Researchers first waited until the disease progressed before providing additional doses to patients, Majzner explained. A year later, this strategy transitioned to additional doses at an average of 6 week intervals (range, 4-8) via intracerebral ventricular delivery directly into central nervous system fluid.
The trial also began treating patients at dose level 2, which tripled the initial IV dose to 3 million cells/kg.
“With this, we’ve seen multiple patients have longer-lasting radiographic and clinical responses,” Majzner said.
The new CAR T-cell therapy developed by the Stanford University group targets disialoganglioside GD2, a glycolipid found on the surface of nerve cell membranes and highly expressed in H3K27M– mutated gliomas. The cells are fabricated on site using the CliniMACS Prodigy closed-loop system (Miltenyi Biotec).
Majzner and colleagues enrolled 13 patients (median age, 14 years; range 4 to 30 years) in the phase 1, single-center, dose-escalation study. Eleven patients received the investigational treatment, including eight patients at dose level 2.
Patients initially received IV doses of the therapy and are receiving subsequent doses by intracerebral ventricular delivery due to its improved efficacy and safety, Majzner said.
Three patients treated at dose level 2 experienced dose-limiting toxicity in the form of grade 4 cytokine release syndrome. All patients had symptoms resolved using standard methods of care.
No dose-limiting toxicity occurred in patients treated at dose level 1.
Researchers observed an earlier onset of CRS symptoms in patients treated at dose level 2 (median, 3 versus 7 days).
No patient in the study developed high-grade CRS after intracerebroventricular administration of GD2-directed CAR-T.
All patients treated at either dose experienced symptoms of tumor inflammation-associated neurotoxicity (TIAN) that resolved with anakinra (Kinaret, Sobi) or combination cerebrospinal fluid drainage -spinal and dexamethasone.
According to Sneha Ramakrishna, MD, a pediatric instructor in the division of hematology and oncology at Stanford University who conducted the correlative analyzes of the trial.
The results showed local inflammation in the cerebrospinal fluid after intracerebroventricular administration as opposed to systemic inflammation throughout the body when CAR-T is administered intravenously.

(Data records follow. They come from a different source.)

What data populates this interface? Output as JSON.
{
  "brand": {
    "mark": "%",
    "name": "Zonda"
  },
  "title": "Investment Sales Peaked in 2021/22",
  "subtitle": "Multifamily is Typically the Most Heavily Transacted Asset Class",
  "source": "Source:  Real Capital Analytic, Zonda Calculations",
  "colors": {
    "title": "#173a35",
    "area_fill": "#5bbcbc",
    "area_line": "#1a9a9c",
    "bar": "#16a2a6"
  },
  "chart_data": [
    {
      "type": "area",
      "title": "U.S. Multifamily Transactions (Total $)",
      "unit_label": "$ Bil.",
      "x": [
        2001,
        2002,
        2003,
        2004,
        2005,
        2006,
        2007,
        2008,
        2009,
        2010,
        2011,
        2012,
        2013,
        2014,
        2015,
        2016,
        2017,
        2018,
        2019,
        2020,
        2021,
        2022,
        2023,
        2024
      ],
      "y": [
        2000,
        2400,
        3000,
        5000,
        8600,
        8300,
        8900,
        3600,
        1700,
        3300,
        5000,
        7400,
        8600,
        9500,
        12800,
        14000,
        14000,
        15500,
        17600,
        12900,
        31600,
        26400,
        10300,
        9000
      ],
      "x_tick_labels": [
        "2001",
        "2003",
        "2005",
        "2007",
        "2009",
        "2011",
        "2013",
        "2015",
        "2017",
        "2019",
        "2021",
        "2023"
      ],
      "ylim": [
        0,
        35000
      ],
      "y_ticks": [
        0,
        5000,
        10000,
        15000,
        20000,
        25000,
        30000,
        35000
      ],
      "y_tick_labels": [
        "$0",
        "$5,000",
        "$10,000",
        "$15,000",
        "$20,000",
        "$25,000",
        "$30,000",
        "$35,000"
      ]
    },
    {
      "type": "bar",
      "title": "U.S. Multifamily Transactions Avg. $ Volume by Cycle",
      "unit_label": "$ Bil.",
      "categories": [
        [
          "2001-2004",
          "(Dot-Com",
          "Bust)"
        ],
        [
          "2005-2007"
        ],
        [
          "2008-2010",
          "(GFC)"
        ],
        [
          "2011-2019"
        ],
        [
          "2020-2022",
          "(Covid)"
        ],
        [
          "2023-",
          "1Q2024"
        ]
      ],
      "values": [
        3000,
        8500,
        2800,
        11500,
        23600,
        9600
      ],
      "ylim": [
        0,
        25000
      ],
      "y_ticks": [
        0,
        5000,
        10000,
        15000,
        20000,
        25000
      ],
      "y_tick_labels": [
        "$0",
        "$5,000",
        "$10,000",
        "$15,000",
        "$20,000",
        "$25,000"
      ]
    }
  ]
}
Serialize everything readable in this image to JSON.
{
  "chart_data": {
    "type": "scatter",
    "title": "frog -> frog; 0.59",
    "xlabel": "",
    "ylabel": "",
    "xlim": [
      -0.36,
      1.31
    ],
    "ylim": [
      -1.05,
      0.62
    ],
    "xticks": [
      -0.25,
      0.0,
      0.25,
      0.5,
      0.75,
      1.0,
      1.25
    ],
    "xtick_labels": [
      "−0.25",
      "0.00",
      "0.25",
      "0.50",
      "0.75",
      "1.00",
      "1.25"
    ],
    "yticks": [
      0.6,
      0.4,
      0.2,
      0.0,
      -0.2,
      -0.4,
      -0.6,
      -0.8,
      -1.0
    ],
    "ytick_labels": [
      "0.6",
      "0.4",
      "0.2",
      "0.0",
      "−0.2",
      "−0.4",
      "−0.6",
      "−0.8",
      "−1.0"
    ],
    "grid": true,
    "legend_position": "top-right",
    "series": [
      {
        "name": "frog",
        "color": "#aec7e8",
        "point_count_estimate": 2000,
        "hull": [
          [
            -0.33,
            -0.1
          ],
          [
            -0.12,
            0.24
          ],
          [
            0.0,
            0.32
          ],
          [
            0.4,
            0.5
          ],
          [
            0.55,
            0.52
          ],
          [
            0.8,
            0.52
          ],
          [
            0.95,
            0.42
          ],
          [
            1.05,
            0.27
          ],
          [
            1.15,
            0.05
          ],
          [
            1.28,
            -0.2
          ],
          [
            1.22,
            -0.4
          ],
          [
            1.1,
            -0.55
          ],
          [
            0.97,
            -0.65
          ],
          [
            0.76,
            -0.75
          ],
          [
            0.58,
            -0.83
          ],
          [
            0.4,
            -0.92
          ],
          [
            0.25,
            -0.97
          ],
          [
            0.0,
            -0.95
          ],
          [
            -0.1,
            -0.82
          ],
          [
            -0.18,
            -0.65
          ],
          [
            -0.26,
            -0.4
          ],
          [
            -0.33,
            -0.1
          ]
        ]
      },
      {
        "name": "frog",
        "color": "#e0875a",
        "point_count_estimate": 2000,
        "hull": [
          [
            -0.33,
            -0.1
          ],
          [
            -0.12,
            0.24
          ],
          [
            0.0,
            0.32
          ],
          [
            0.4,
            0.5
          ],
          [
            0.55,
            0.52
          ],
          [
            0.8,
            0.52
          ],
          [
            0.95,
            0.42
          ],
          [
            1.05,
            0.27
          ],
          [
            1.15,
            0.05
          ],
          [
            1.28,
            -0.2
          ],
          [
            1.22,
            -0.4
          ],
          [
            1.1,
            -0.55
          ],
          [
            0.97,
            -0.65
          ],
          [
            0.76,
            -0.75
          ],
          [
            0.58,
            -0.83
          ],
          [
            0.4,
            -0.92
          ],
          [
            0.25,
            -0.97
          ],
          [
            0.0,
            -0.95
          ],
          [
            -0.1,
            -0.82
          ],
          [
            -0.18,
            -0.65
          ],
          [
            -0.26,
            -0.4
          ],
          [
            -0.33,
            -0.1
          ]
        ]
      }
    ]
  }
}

“Patients were able to tolerate [intracerebroventricular] dose administrations are much better than IV doses, while still enjoying significant clinical benefit from each administration of CAR T-cell,” she told Healio. “This is a critical learning point in our trial, and it has informed our thinking about the next steps in this therapy.”
Of 10 patients available for follow-up evaluation of treatment efficacy, nine showed signs of radiographic or clinical improvement in symptoms after GD2-directed IV infusion of CAR-T.

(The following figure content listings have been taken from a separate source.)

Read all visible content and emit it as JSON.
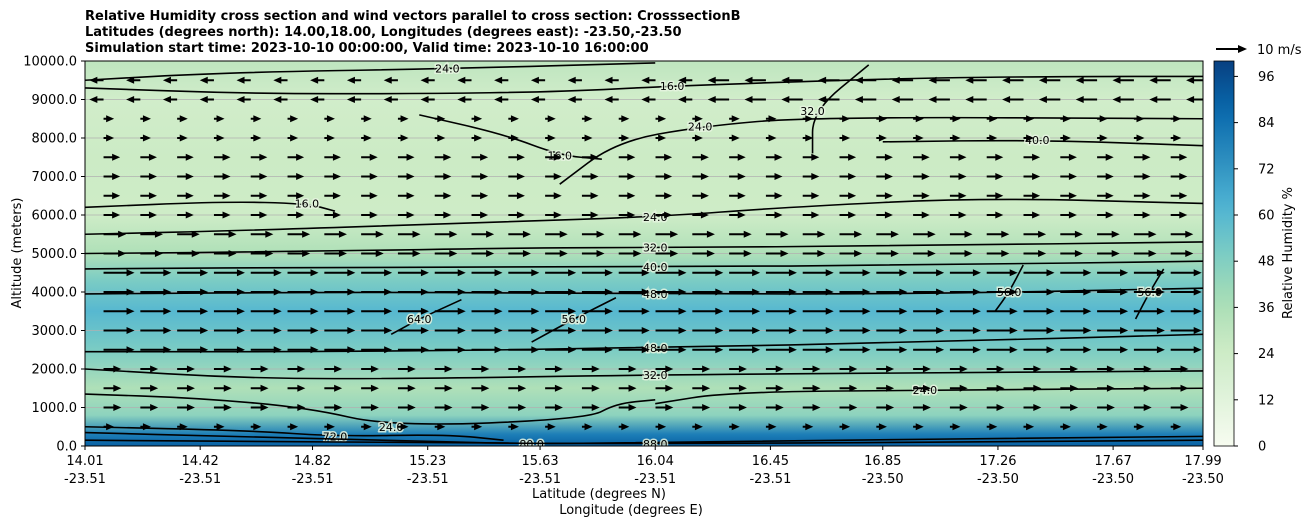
{
  "chart_data": {
    "type": "heatmap",
    "title_lines": [
      "Relative Humidity cross section and wind vectors parallel to cross section: CrosssectionB",
      "Latitudes (degrees north): 14.00,18.00, Longitudes (degrees east): -23.50,-23.50",
      "Simulation start time: 2023-10-10 00:00:00, Valid time: 2023-10-10 16:00:00"
    ],
    "ylabel": "Altitude (meters)",
    "xlabel_lines": [
      "Latitude (degrees N)",
      "Longitude (degrees E)"
    ],
    "ylim": [
      0,
      10000
    ],
    "yticks": [
      "0.0",
      "1000.0",
      "2000.0",
      "3000.0",
      "4000.0",
      "5000.0",
      "6000.0",
      "7000.0",
      "8000.0",
      "9000.0",
      "10000.0"
    ],
    "xlim": [
      14.01,
      17.99
    ],
    "xticks": [
      {
        "lat": "14.01",
        "lon": "-23.51"
      },
      {
        "lat": "14.42",
        "lon": "-23.51"
      },
      {
        "lat": "14.82",
        "lon": "-23.51"
      },
      {
        "lat": "15.23",
        "lon": "-23.51"
      },
      {
        "lat": "15.63",
        "lon": "-23.51"
      },
      {
        "lat": "16.04",
        "lon": "-23.51"
      },
      {
        "lat": "16.45",
        "lon": "-23.51"
      },
      {
        "lat": "16.85",
        "lon": "-23.50"
      },
      {
        "lat": "17.26",
        "lon": "-23.50"
      },
      {
        "lat": "17.67",
        "lon": "-23.50"
      },
      {
        "lat": "17.99",
        "lon": "-23.50"
      }
    ],
    "grid": "horizontal",
    "colorbar": {
      "label": "Relative Humidity %",
      "range": [
        0,
        100
      ],
      "ticks": [
        "0",
        "12",
        "24",
        "36",
        "48",
        "60",
        "72",
        "84",
        "96"
      ]
    },
    "quiver_key": "10 m/s",
    "humidity_profile": [
      {
        "alt": 0,
        "rh": 90
      },
      {
        "alt": 300,
        "rh": 80
      },
      {
        "alt": 800,
        "rh": 45
      },
      {
        "alt": 1500,
        "rh": 35
      },
      {
        "alt": 2500,
        "rh": 50
      },
      {
        "alt": 3500,
        "rh": 60
      },
      {
        "alt": 4300,
        "rh": 50
      },
      {
        "alt": 5000,
        "rh": 35
      },
      {
        "alt": 6000,
        "rh": 24
      },
      {
        "alt": 7500,
        "rh": 25
      },
      {
        "alt": 9000,
        "rh": 22
      },
      {
        "alt": 10000,
        "rh": 30
      }
    ],
    "contours": [
      {
        "label": "16.0",
        "points": [
          [
            14.01,
            9300
          ],
          [
            14.6,
            9150
          ],
          [
            15.2,
            9150
          ],
          [
            15.7,
            9200
          ],
          [
            16.1,
            9350
          ],
          [
            16.9,
            9550
          ],
          [
            17.5,
            9600
          ],
          [
            17.99,
            9600
          ]
        ]
      },
      {
        "label": "16.0",
        "points": [
          [
            15.2,
            8600
          ],
          [
            15.5,
            8100
          ],
          [
            15.7,
            7550
          ],
          [
            15.85,
            7450
          ]
        ]
      },
      {
        "label": "16.0",
        "points": [
          [
            14.01,
            6200
          ],
          [
            14.5,
            6350
          ],
          [
            14.8,
            6300
          ],
          [
            14.9,
            6100
          ]
        ]
      },
      {
        "label": "24.0",
        "points": [
          [
            14.01,
            5500
          ],
          [
            14.6,
            5600
          ],
          [
            15.4,
            5800
          ],
          [
            16.04,
            5950
          ],
          [
            16.5,
            6200
          ],
          [
            17.2,
            6450
          ],
          [
            17.99,
            6300
          ]
        ]
      },
      {
        "label": "24.0",
        "points": [
          [
            15.7,
            6800
          ],
          [
            15.9,
            7900
          ],
          [
            16.2,
            8300
          ],
          [
            16.6,
            8550
          ],
          [
            17.99,
            8500
          ]
        ]
      },
      {
        "label": "24.0",
        "points": [
          [
            14.01,
            9500
          ],
          [
            14.5,
            9700
          ],
          [
            15.3,
            9800
          ],
          [
            16.04,
            9950
          ]
        ]
      },
      {
        "label": "32.0",
        "points": [
          [
            14.01,
            5000
          ],
          [
            14.8,
            5050
          ],
          [
            15.6,
            5150
          ],
          [
            16.04,
            5150
          ],
          [
            16.9,
            5200
          ],
          [
            17.99,
            5300
          ]
        ]
      },
      {
        "label": "32.0",
        "points": [
          [
            16.6,
            7600
          ],
          [
            16.6,
            8700
          ],
          [
            16.8,
            9900
          ]
        ]
      },
      {
        "label": "40.0",
        "points": [
          [
            14.01,
            4600
          ],
          [
            15.0,
            4650
          ],
          [
            16.04,
            4650
          ],
          [
            17.0,
            4700
          ],
          [
            17.99,
            4800
          ]
        ]
      },
      {
        "label": "40.0",
        "points": [
          [
            16.85,
            7900
          ],
          [
            17.4,
            7950
          ],
          [
            17.99,
            7800
          ]
        ]
      },
      {
        "label": "48.0",
        "points": [
          [
            14.01,
            3950
          ],
          [
            15.0,
            4000
          ],
          [
            16.04,
            3950
          ],
          [
            17.0,
            3950
          ],
          [
            17.99,
            4100
          ]
        ]
      },
      {
        "label": "48.0",
        "points": [
          [
            14.01,
            2450
          ],
          [
            15.0,
            2450
          ],
          [
            16.04,
            2550
          ],
          [
            17.0,
            2700
          ],
          [
            17.99,
            2900
          ]
        ]
      },
      {
        "label": "56.0",
        "points": [
          [
            15.6,
            2700
          ],
          [
            15.75,
            3300
          ],
          [
            15.9,
            3850
          ]
        ]
      },
      {
        "label": "56.0",
        "points": [
          [
            17.25,
            3500
          ],
          [
            17.3,
            4000
          ],
          [
            17.35,
            4700
          ]
        ]
      },
      {
        "label": "56.0",
        "points": [
          [
            17.75,
            3300
          ],
          [
            17.8,
            4000
          ],
          [
            17.85,
            4600
          ]
        ]
      },
      {
        "label": "64.0",
        "points": [
          [
            15.1,
            2900
          ],
          [
            15.2,
            3300
          ],
          [
            15.35,
            3800
          ]
        ]
      },
      {
        "label": "32.0",
        "points": [
          [
            14.01,
            2000
          ],
          [
            14.6,
            1750
          ],
          [
            15.2,
            1750
          ],
          [
            16.04,
            1850
          ],
          [
            17.0,
            1900
          ],
          [
            17.99,
            1950
          ]
        ]
      },
      {
        "label": "24.0",
        "points": [
          [
            16.04,
            1100
          ],
          [
            16.3,
            1400
          ],
          [
            17.0,
            1450
          ],
          [
            17.99,
            1500
          ]
        ]
      },
      {
        "label": "24.0",
        "points": [
          [
            14.01,
            1350
          ],
          [
            14.4,
            1250
          ],
          [
            14.8,
            1000
          ],
          [
            15.1,
            500
          ],
          [
            15.8,
            700
          ],
          [
            15.9,
            1100
          ],
          [
            16.04,
            1200
          ]
        ]
      },
      {
        "label": "72.0",
        "points": [
          [
            14.01,
            500
          ],
          [
            14.6,
            400
          ],
          [
            14.9,
            250
          ],
          [
            15.3,
            300
          ],
          [
            15.5,
            150
          ]
        ]
      },
      {
        "label": "80.0",
        "points": [
          [
            14.01,
            350
          ],
          [
            14.5,
            250
          ],
          [
            15.1,
            150
          ],
          [
            15.6,
            50
          ],
          [
            16.04,
            100
          ],
          [
            17.99,
            250
          ]
        ]
      },
      {
        "label": "88.0",
        "points": [
          [
            14.01,
            150
          ],
          [
            15.0,
            100
          ],
          [
            16.04,
            50
          ],
          [
            17.99,
            150
          ]
        ]
      }
    ]
  }
}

Four patients demonstrating clinical and radiographic benefit of the therapy are still being treated with intracerebroventricular infusions at the study end date. Two patients showed greater than 95% reduction in tumor volume as a result of the treatment.

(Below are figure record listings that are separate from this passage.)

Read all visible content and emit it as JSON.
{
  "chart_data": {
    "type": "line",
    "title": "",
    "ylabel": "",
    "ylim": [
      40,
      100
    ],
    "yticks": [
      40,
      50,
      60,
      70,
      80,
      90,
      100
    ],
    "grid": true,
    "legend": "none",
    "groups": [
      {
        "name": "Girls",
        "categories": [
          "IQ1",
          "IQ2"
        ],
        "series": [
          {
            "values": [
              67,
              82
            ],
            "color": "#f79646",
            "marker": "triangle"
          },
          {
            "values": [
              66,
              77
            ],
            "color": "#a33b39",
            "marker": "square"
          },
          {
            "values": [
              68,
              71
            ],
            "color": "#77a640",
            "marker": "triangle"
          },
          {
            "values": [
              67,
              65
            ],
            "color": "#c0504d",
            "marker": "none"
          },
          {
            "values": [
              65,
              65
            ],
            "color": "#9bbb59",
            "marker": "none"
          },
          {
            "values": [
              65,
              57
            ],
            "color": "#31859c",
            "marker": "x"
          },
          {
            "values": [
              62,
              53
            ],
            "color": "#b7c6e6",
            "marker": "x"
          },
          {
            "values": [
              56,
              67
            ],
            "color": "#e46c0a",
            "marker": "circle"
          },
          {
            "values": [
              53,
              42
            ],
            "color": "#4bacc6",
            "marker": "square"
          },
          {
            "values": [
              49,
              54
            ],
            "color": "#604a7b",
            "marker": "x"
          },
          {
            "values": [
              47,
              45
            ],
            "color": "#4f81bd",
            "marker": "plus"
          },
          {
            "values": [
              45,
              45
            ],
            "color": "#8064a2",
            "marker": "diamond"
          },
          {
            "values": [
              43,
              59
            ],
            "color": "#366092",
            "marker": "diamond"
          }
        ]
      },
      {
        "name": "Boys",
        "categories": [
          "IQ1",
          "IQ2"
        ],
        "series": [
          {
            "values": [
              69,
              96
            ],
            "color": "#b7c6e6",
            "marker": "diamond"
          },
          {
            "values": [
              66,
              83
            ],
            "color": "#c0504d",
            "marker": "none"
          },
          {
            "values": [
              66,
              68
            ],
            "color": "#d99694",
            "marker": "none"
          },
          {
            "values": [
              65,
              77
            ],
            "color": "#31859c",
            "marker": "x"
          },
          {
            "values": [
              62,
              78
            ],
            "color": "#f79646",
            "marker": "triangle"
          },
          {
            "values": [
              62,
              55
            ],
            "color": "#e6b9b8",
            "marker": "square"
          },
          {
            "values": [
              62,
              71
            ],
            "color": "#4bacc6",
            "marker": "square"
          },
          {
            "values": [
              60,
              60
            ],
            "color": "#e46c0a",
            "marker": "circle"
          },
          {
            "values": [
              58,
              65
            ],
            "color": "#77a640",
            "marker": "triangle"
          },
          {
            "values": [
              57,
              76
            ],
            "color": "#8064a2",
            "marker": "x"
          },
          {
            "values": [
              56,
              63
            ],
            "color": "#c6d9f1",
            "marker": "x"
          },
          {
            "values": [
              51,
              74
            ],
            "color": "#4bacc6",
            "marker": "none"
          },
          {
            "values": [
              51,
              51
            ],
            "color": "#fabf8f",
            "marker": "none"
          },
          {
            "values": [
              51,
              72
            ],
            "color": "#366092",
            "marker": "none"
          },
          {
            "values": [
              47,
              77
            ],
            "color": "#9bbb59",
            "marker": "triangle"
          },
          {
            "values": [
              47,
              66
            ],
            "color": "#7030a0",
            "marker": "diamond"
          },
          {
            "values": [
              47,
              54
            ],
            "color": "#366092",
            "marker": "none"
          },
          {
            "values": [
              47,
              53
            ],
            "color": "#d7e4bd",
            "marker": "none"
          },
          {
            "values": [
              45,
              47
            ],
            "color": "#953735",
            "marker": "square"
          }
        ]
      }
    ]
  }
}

Finding a scientific way to assess the success of this therapy is difficult because the volume of tumor regression does not reflect improvements in quality of life, Majzner told Healio. Things that don’t show up on a CT scan, like being able to shake a hand, regaining the ability to walk, or – as in the case of one patient he pointed out – looking at a young girl with debilitating neurological effects of his tumors cross a sidewalk on a scooter after receiving the experimental therapy.
Robbie G. Majzner
“The infiltrative nature of this disease makes radiographic assessment of response difficult,” Majzner told Healio. “We incorporated patient-reported outcomes into the trial to prospectively gather data about our patients’ improvement from a personal perspective.”
Further study of this trial includes a newly opened dose escalation arm using only intracerebroventricular delivery, the results of which will be reported at future major meetings, Majzner said.